Per le duecento persone intervenute venerdì 25 novembre 2005 al Ridotto del Verdi di Trieste al concerto intitolato “Note jazz per Sergio Endrigo” e al pubblico che ha stipato sabato le sale della Comunità degli italiani di Pola per l’omaggio a Sergio Endrigo, il messaggio è chiaro. Nel nome di un “grande” molte barriere si frantumano e la poesia riesce a saldare antiche tristezze. Come dire che se un popolo sparso come il nostro, si potesse guardare allo specchio, l’immagine riflessa sarebbe quella della cultura, possibilmente alta, che qualifichi una storia e una presenza fatta anche di uomini illustri e opere importanti.

Scusate l’entusiasmo – ma è successo che, nel nome di questo cantautore dolcissimo nelle melodie ma forte nei richiami, si è verificata una ricomposizione ideale e, per certi versi, reale. Ad esibirsi a Trieste musicisti provenienti dalle nostre zone, Trieste e l’Istria, che operando tra Padova e Milano sono riusciti a proporre la “nostra” musica a livelli universali e a coinvolgere altri artisti che istriani non sono ma che amano l’arte e in nome dell’arte partecipano a momenti come questo.
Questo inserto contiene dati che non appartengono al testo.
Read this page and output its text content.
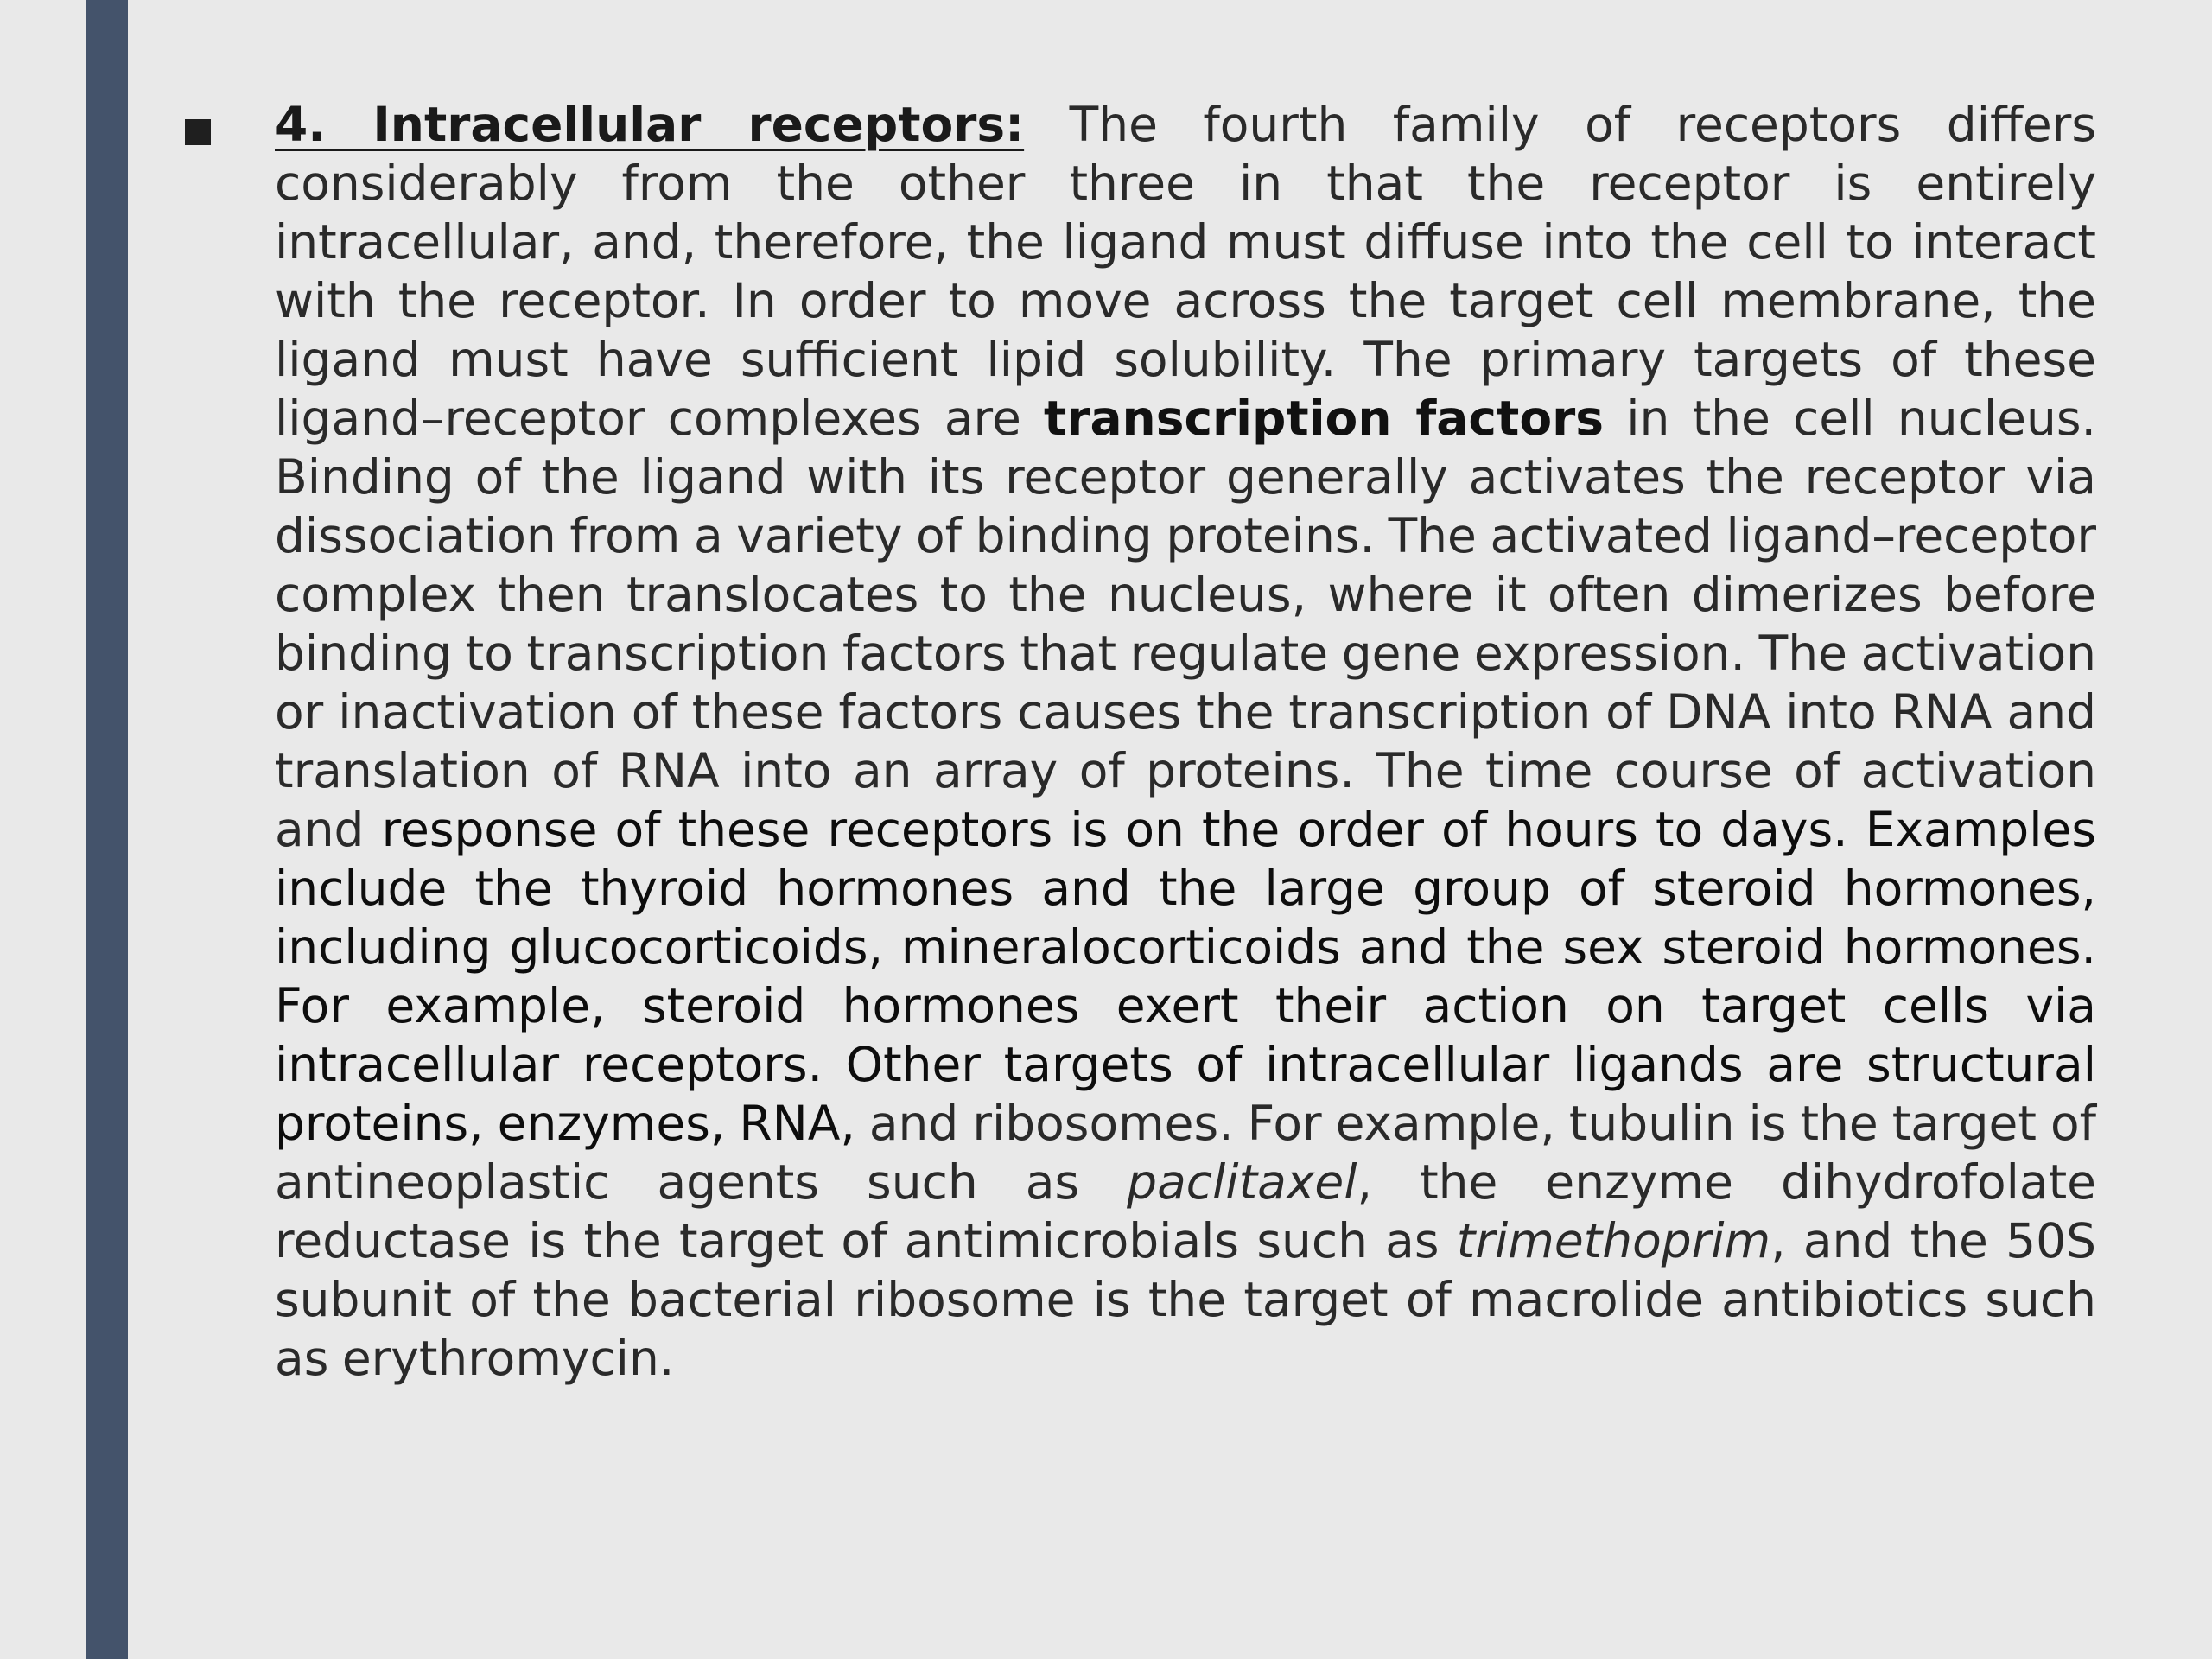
4. Intracellular receptors: The fourth family of receptors differs considerably from the other three in that the receptor is entirely intracellular, and, therefore, the ligand must diffuse into the cell to interact with the receptor. In order to move across the target cell membrane, the ligand must have sufficient lipid solubility. The primary targets of these ligand–receptor complexes are transcription factors in the cell nucleus. Binding of the ligand with its receptor generally activates the receptor via dissociation from a variety of binding proteins. The activated ligand–receptor complex then translocates to the nucleus, where it often dimerizes before binding to transcription factors that regulate gene expression. The activation or inactivation of these factors causes the transcription of DNA into RNA and translation of RNA into an array of proteins. The time course of activation and response of these receptors is on the order of hours to days. Examples include the thyroid hormones and the large group of steroid hormones, including glucocorticoids, mineralocorticoids and the sex steroid hormones. For example, steroid hormones exert their action on target cells via intracellular receptors. Other targets of intracellular ligands are structural proteins, enzymes, RNA, and ribosomes. For example, tubulin is the target of antineoplastic agents such as paclitaxel, the enzyme dihydrofolate reductase is the target of antimicrobials such as trimethoprim, and the 50S subunit of the bacterial ribosome is the target of macrolide antibiotics such as erythromycin.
Un cast vocale e strumentale d’eccezione, quindi, che non si è fermato a ricordare ma è riuscito a costruire sull’omaggio a Sergio Endrigo, un evento straordinario.

A partire dalle parole arrabbiate di Gino D’Eliso, contro la guerra e i soprusi, per una pace che conservi il sorriso ai bambini. Lui Endrigo l’ha conosciuto, lo ricorda con stima ed affetto mentre gli occhi s’illuminano di gioia e di una sorta di pudore, quasi che tutto ciò che riguarda il cantante di Pola, debba essere sussurrato. E poi, passa il testimone ad Alessandro Boris Amisich – chitarrista e a Carlo Dalla Battista – pianista. Amisich ricorda che Mauro Giuliani, chitarrista e compositore noto soprattutto alla Corte di Vienna, si esibì proprio al Ridotto del Verdi nel 1803. “Allora ho pensato – avverte il pubblico – di intercalare le note di Giuliani a quelle di Endrigo”. Dissacrante? Il risultato di tale abbinamento l’ha valutato il pubblico che non riusciva a smettere il lungo applauso ai due esecutori che non si sono risparmiati nel concedere altri momenti di vera emozione fino a perdersi nell’improvvisazione blues di un Endrigo forse inedito ma fedele alla sua raffinatezza melodica.

Nell’introdurre il maestro Luigi Donorà, la giovane presentatrice Annalisa Zecchin, ha ricordato i frequenti incontri del musicista con la gente di Dignano e il suo amore per le note della terra istriana. Con l’entusiasmo che lo contraddistingue e la simpatia “bumbara”, accompagnato da uno splendido pianista come Mario Calisi, hanno presentato al pubblico una scelta di brani di Endrigo arrangiati per l’esecuzione a quattro mani. 

L’esecuzione classica ha riportato il pubblico ad una immediata sintonia con le musiche di Endrigo, quasi un invito ad unirsi ad un ipotetico coro, se non reale, almeno d’immaginazione. Suoni puliti, arrangiati con maestrìa, e il pubblico non ha lesinato tributi. Il maestro ha voluto – con un fuori programma – dedicare un pezzo a Susanna Isernia, dell’UPT, che da anni organizza, segue e coordina l’attività culturale, in particolare quella musicale, in Istria, a Fiume e in Dalmazia nell’ambito del rapporto tra Università Popolare di Trieste e Unione Italiana. Enti quest’ultimi che con il CDM hanno reso possibile offrire a Trieste questo concerto.

A chiudere le performance Mario Fragiacomo (tromba, flicorno e live electronics) e la soprano Sabrina Sparti. La sperimentazione, con questi due musicisti, tocca livelli di incredibile suggestione. La voce diventa strumento e lo strumento voce, in un intersecarsi di effetti che permettono di ricreare la magia della musica popolare appena accennata, quasi sfiorata per trasformarla ed elevarla a momento dotto.

Le modulazioni di voce della Sparti sottolineate dalle variazioni strumentali di Fragiacomo hanno affascinato il pubblico fino a commuoverlo sulle note di quel “1947” che ripete nelle parole “come vorrei essere un albero che sa dove nasce e dove morirà…“. Un sogno impossibile ma anche una metafora importante, se è vero che non si può nascere alberi è anche vero che l’albero simboleggia la vita, la famiglia e quindi si può costruire, con la buona volontà di chi è in grado di credere.